The Tigers are doing just about as well as everyone expected them to. They have won both of their games this season, a 15-6 victory over No.11 James Madison and a 5-4 squeaker over No. 3 Virginia in a rematch of last season's NCAA semifinal. In both games against the Cavaliers, Tiger midfielder Lisa Rebane scored the game-winning goal.


Other Princeton players to watch out for include defender Carter Marsh, who effectively shut down James Madison's Danyle Heffernan--a third-team All-American last year--and Virginia's Anna Yates--a second-team All-American--at one goal each. Whichever Harvard player she draws will have to work hard to shake her off.

Tiger goaltender Erin O'Neill is another standout. The league leader in save percentage last year (64.4 percent), O'Neill is a netminder that will gladly take risks, running out of the crease to pick up loose balls. On the other end of the field, Harvard has won both its games this year by huge margins--a 12-2 thrashing of B.C. and a 19-4 nuking of Penn. The offensive show was well-appreciated, but it doesn't clear up all of Harvard worries.

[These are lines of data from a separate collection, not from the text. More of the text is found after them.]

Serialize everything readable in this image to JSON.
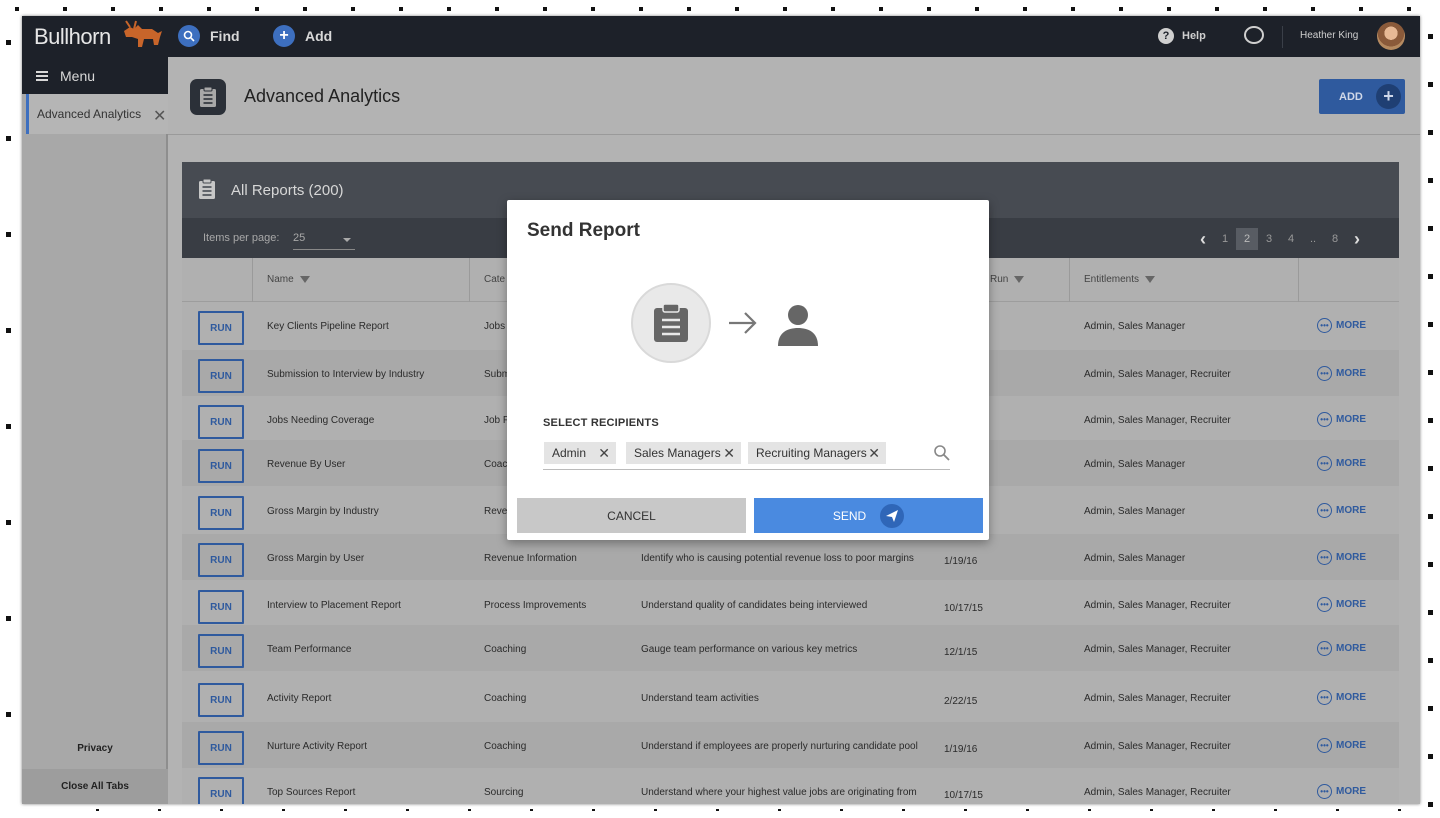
{
  "app": {
    "logo": "Bullhorn",
    "find_label": "Find",
    "add_label": "Add",
    "help_label": "Help",
    "user_name": "Heather King"
  },
  "sidebar": {
    "menu_label": "Menu",
    "active_tab": "Advanced Analytics",
    "privacy_label": "Privacy",
    "close_all_label": "Close All Tabs"
  },
  "header": {
    "title": "Advanced Analytics",
    "add_button": "ADD"
  },
  "panel": {
    "title": "All Reports (200)",
    "items_per_page_label": "Items per page:",
    "items_per_page_value": "25",
    "pager": {
      "pages": [
        "1",
        "2",
        "3",
        "4",
        "..",
        "8"
      ],
      "current": "2"
    },
    "columns": {
      "name": "Name",
      "category": "Cate",
      "last_run": "Run",
      "entitlements": "Entitlements"
    },
    "run_label": "RUN",
    "more_label": "MORE",
    "rows": [
      {
        "name": "Key Clients Pipeline Report",
        "category": "Jobs",
        "description": "",
        "last_run": "",
        "entitlements": "Admin, Sales Manager"
      },
      {
        "name": "Submission to Interview by Industry",
        "category": "Subm",
        "description": "",
        "last_run": "",
        "entitlements": "Admin, Sales Manager, Recruiter"
      },
      {
        "name": "Jobs Needing Coverage",
        "category": "Job F",
        "description": "",
        "last_run": "",
        "entitlements": "Admin, Sales Manager, Recruiter"
      },
      {
        "name": "Revenue By User",
        "category": "Coac",
        "description": "",
        "last_run": "",
        "entitlements": "Admin, Sales Manager"
      },
      {
        "name": "Gross Margin by Industry",
        "category": "Rever",
        "description": "",
        "last_run": "",
        "entitlements": "Admin, Sales Manager"
      },
      {
        "name": "Gross Margin by User",
        "category": "Revenue Information",
        "description": "Identify who is causing potential revenue loss to poor margins",
        "last_run": "1/19/16",
        "entitlements": "Admin, Sales Manager"
      },
      {
        "name": "Interview to Placement Report",
        "category": "Process Improvements",
        "description": "Understand quality of candidates being interviewed",
        "last_run": "10/17/15",
        "entitlements": "Admin, Sales Manager, Recruiter"
      },
      {
        "name": "Team Performance",
        "category": "Coaching",
        "description": "Gauge team performance on various key metrics",
        "last_run": "12/1/15",
        "entitlements": "Admin, Sales Manager, Recruiter"
      },
      {
        "name": "Activity Report",
        "category": "Coaching",
        "description": "Understand team activities",
        "last_run": "2/22/15",
        "entitlements": "Admin, Sales Manager, Recruiter"
      },
      {
        "name": "Nurture Activity Report",
        "category": "Coaching",
        "description": "Understand if employees are properly nurturing candidate pool",
        "last_run": "1/19/16",
        "entitlements": "Admin, Sales Manager, Recruiter"
      },
      {
        "name": "Top Sources Report",
        "category": "Sourcing",
        "description": "Understand where your highest value jobs are originating from",
        "last_run": "10/17/15",
        "entitlements": "Admin, Sales Manager, Recruiter"
      }
    ]
  },
  "modal": {
    "title": "Send Report",
    "recipients_label": "SELECT RECIPIENTS",
    "chips": [
      "Admin",
      "Sales Managers",
      "Recruiting Managers"
    ],
    "cancel_label": "CANCEL",
    "send_label": "SEND"
  },
  "colors": {
    "accent": "#2f5a9e",
    "send": "#4a8ae0",
    "topbar": "#1d2129"
  }
}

The problem is that in women's lacrosse, there's a pretty clear definition between good teams and not-so-good teams. James Madison and Virginia are very good; B.C. and Penn are decent.

So the Crimson won't really know how to handle a high-caliber team until tomorrow, a fact that is rather unsettling for the squad.

"It's definitely a disadvantage," sophomore Chris Shortsleeve said. "Our defense was not tested very hard in the B.C. or the Penn game."

Nevertheless, Harvard has no doubts about its ability to play with Princeton. The Crimson has been one of the most consistently good teams in the nation over the past decade--making the NCAA Tournament the past seven years--but it hasn't won a championship since 1990, and it failed to reach the Final Four last year.

In other words, the Crimson is getting a bit tired of being a bridesmaid in women's lacrosse, if that leap of metaphorical faith holds.

"Seeing that we lost to [Princeton] last year and the year before," Hennessey said, "we know that this is going to be a good game."

So all that Harvard could do this week was practice as hard as it could and hope that it plays its best. In a game such as this, that's what differentiates winning and losing.

"We've been running a lot, working on the transition game and working on the defense," Shortsleeve said. "We're ready to come out and take it to 'em."